Du reste, si l'Allemagne s'appuie aujourd'hui sur sa demande intérieure, elle ne le fait que parce qu'elle peut s'appuyer sur une avance compétitive importante. Rien ne dit qu'elle reste immobile si cette avance est « gommée. » La presse conservatrice allemande s'inquiétait déjà la semaine dernière de cette croissance purement interne de l'Allemagne. A lire l'ancien président, on a le sentiment que l'Allemagne va accepter de voir ses avantages compétitifs actuels « gommés » pour que la France revienne à son niveau. Mais on peut aussi, de façon plus réaliste, estimer que l'Allemagne réagira à toute baisse radicale de la fiscalité en France. Et comme sa situation budgétaire est confortable, elle aura les moyens de réduire la charge fiscale et regagner son avance. Il ne lui restera alors que demander à la France de « faire encore des efforts » pour combler l'écart à nouveau créé. Et d'entraîner la France dans une crise sans fin…

Défense de l'austérité

Faute de vrai geste de la part de l'Allemagne, la France devra donc réaliser « seule » cette « harmonisation » à coup de coupes budgétaires. Du reste, le terme utilisé par Nicolas Sarkozy, « handicaps sociaux et fiscaux », est sans équivoque de ce point de vue. Une politique d'austérité pour courir après l'Allemagne qui n'est rien d'autre que la politique qu'a engagée Manuel Valls, et que Nicolas Sarkozy avait engagée en 2011.
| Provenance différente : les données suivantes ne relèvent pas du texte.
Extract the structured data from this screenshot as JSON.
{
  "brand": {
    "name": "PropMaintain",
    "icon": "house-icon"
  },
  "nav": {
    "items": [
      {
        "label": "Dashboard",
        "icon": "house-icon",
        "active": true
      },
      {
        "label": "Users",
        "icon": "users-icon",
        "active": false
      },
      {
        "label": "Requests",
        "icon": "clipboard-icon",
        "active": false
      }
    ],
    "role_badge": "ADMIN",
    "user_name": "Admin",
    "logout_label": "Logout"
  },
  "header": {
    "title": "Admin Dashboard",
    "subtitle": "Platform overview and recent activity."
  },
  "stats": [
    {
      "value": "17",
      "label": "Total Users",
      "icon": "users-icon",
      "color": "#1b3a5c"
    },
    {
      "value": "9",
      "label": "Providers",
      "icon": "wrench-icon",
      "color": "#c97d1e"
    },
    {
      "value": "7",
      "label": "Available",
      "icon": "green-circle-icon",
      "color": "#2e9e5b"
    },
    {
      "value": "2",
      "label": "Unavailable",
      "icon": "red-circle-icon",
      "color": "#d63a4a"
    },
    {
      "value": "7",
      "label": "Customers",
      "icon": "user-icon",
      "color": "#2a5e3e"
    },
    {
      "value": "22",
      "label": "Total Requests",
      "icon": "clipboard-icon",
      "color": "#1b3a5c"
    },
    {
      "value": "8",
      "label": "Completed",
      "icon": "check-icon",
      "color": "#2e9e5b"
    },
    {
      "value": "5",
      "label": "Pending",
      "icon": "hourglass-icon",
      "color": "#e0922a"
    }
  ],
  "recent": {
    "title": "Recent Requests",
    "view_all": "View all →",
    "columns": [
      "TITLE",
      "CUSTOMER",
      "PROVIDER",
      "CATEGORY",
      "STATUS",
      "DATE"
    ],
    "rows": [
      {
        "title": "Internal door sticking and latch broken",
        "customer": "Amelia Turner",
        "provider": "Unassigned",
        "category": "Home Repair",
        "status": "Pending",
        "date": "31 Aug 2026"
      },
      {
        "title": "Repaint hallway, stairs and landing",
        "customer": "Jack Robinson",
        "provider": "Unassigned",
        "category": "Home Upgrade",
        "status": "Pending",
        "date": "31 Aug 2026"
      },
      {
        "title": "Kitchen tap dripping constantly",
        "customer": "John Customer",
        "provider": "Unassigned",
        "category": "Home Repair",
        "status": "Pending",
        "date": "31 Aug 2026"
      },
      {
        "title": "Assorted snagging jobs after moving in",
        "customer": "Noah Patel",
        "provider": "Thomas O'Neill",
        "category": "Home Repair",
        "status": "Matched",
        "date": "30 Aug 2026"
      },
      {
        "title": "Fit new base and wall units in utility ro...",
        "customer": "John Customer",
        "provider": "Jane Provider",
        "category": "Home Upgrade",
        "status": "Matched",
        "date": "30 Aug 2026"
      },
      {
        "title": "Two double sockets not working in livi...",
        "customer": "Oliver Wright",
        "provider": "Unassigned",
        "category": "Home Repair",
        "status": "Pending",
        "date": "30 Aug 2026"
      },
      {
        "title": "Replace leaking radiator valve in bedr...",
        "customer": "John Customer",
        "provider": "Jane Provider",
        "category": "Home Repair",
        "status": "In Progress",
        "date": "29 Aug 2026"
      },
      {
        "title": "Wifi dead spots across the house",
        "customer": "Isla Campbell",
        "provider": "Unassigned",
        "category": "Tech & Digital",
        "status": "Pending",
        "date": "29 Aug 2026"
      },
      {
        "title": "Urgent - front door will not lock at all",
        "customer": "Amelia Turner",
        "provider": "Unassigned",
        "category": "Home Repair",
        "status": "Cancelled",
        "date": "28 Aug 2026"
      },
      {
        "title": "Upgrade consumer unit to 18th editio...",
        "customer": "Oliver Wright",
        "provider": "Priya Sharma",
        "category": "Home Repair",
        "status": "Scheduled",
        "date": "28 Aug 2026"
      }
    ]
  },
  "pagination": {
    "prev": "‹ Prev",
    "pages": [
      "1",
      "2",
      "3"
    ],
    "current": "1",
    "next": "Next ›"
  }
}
Une efficacité très contestable

Mais qu'on ne s'y trompe pas : cette politique d'austérité affaiblira encore l'économie française. Sans garantie, on l'a vu, que l'on « gomme » réellement les différences de compétitivité. D'autant que la France, fortement désindustrialisée, ne pourra guère, même avec des charges moindres, rivaliser avec l'Allemagne sur les marchés industriels. D'abord, on a vu qu'il y aura sans doute une réaction allemande. Ensuite, l'austérité affaiblit la capacité d'innovation des pays en se concentrant sur les seuls coûts, elle bloque les investissements d'avenir. Or, l'avance allemande est d'abord fondée sur la qualité et la technologie. Ceci ne relève pas de la seule fiscalité et certainement pas de la seule différence du coût du travail. Le scénario qui se dessinera alors sera que la France devra entrer dans une « concurrence de coûts » avec l'Espagne et l'Italie.

Une ode à la « japonisation » de l'Europe

Cette « harmonisation » est au mieux une illusion comme en véhiculent tant les politiques français, au pire, une justification « européenne » de l'austérité. Justification bien maladroite car c'est une manière certaine de faire porter dans l'esprit des Français la responsabilité du poids de l'austérité aux Allemands. Ce que promet Nicolas Sarkozy, c'est un approfondissement du risque de « japonisation » de l'Europe, autrement dit du risque de voir la zone euro encore s'enfoncer dans la nasse déflationniste. Un projet qu'il partage avec son successeur et qui prouve, encore une fois, combien les politiques français ont bien peu appris de la crise dont peine à sortir l'Union européenne.